Les cousins et cousines, sauf Eliane et Jeanine, trop âgées et malades pour voyager...

Les voisins et voisines, les vieux amis de toujours (vieux car amis depuis longtemps et vieux... car la doyenne, Mimi approche les 93 printemps...), même ceux que nous n'avions pas vus depuis fort longtemps...et que tu aurais aimé avoir plus souvent au téléphone ou en visite chez toi...

Il y a eu de la musique (belle) et des discours : mon discours d'accueil où j'ai expliqué pourquoi tu n'étais pas là...

La lecture que mon frère a faite, gros effort car il n'aime pas parler devant la foule...

Un discours émouvant qui a fait pleurer tout le monde écrit par ta petite Agathe, qui a si bien parlé... et pleuré aussi.

Il y avait des fleurs et des fleurs, plein de fleurs, normal, c'était le printemps (malgré cette météo de merde).

Un deuxième zinzin deux heures plus tard nous a réunis, le noyau dur familial et les amis proches, avec ta chanson préférée, tous tes petits enfants qui ont lu un poème que tu aimes, et même un diaporama pour que tu sois présente malgré ton absence...

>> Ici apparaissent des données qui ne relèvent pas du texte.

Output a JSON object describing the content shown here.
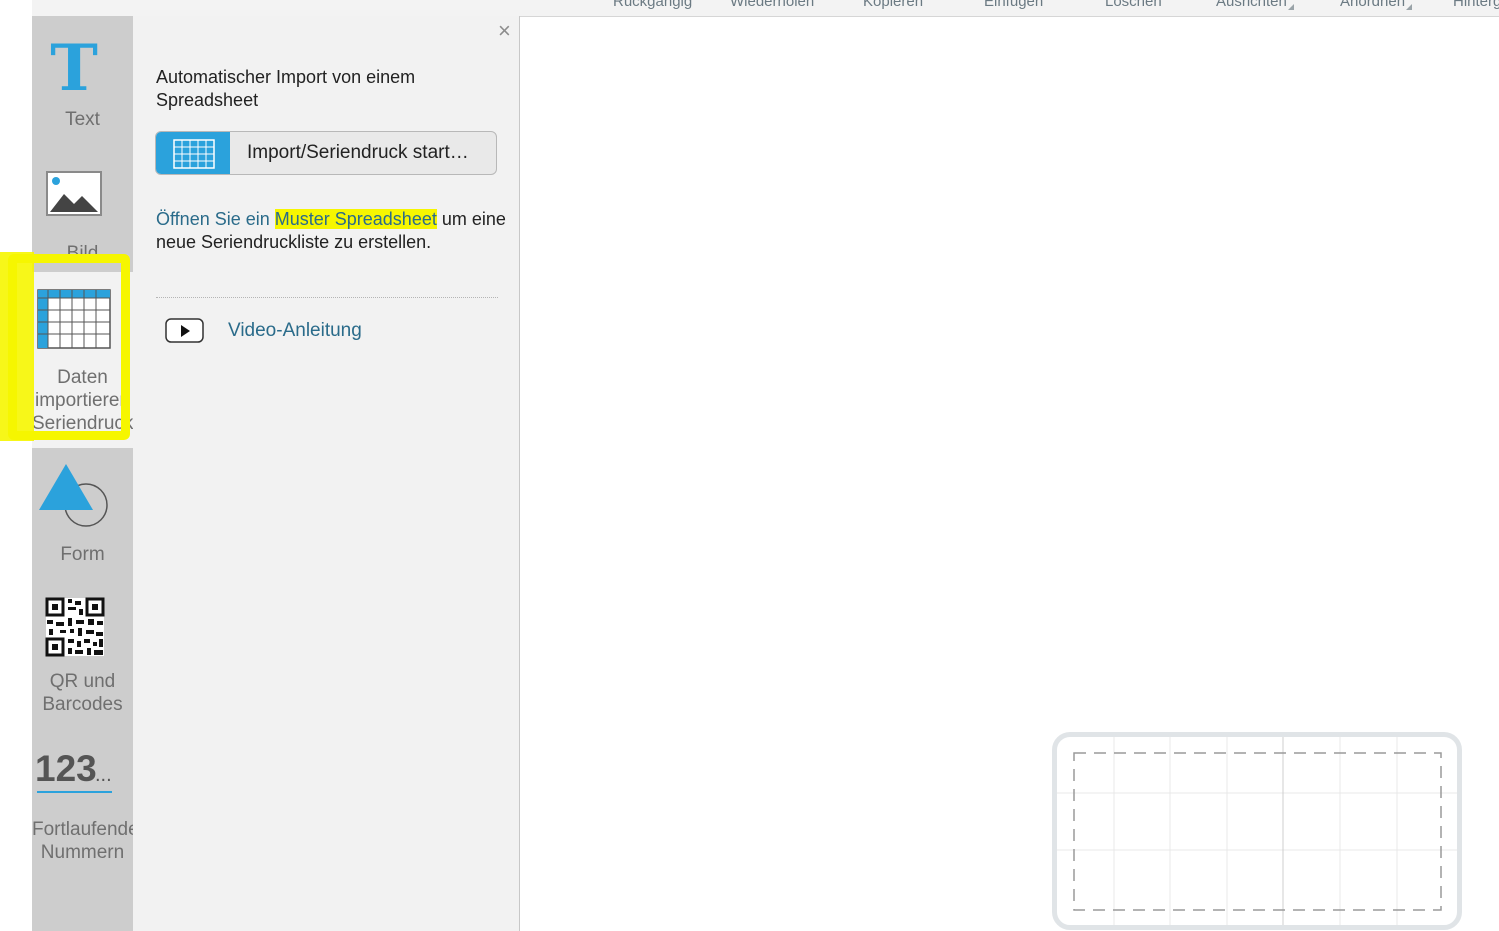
{
  "toolbar": {
    "items": [
      {
        "label": "Rückgängig"
      },
      {
        "label": "Wiederholen"
      },
      {
        "label": "Kopieren"
      },
      {
        "label": "Einfügen"
      },
      {
        "label": "Löschen"
      },
      {
        "label": "Ausrichten"
      },
      {
        "label": "Anordnen"
      },
      {
        "label": "Hintergr"
      }
    ]
  },
  "sidebar": {
    "items": [
      {
        "label": "Text",
        "icon": "text-icon"
      },
      {
        "label": "Bild",
        "icon": "image-icon"
      },
      {
        "label_lines": [
          "Daten",
          "importieren",
          "Seriendruck"
        ],
        "icon": "spreadsheet-icon"
      },
      {
        "label": "Form",
        "icon": "shape-icon"
      },
      {
        "label_lines": [
          "QR und",
          "Barcodes"
        ],
        "icon": "qr-code-icon"
      },
      {
        "icon_text": "123",
        "icon_suffix": "...",
        "label_lines": [
          "Fortlaufende",
          "Nummern"
        ],
        "icon": "numbering-icon"
      }
    ]
  },
  "panel": {
    "close_symbol": "×",
    "heading": "Automatischer Import von einem Spreadsheet",
    "import_button_label": "Import/Seriendruck start…",
    "help_text": {
      "link1": "Öffnen Sie ein ",
      "link_highlight": "Muster Spreadsheet",
      "rest": " um eine neue Seriendruckliste zu erstellen."
    },
    "video_label": "Video-Anleitung"
  },
  "colors": {
    "accent": "#2ba2dc",
    "highlight": "#f6f600",
    "link": "#2a6b8a",
    "sidebar_bg": "#cdcdcd",
    "panel_bg": "#f2f2f2"
  }
}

Un petit lunch avec les mêmes... 

Une journée bizarre quand même où pourtant des rires ont fusé...

Tu avais la vedette, malgré ton absence...

Oh je sais, tu me feras remarquer que tu étais là, mais je ne suis pas d'accord, ce qui était là, ce n'était pas toi.

Ce n'était plus toi, Maman, mais juste un corps voué aux flammes, et dont on a éparpillé les cendres exactement à côté de celles de papa, au jardin du souvenir, en fin de journée, quand tout était consommé, ou devrais-je dire consumé. 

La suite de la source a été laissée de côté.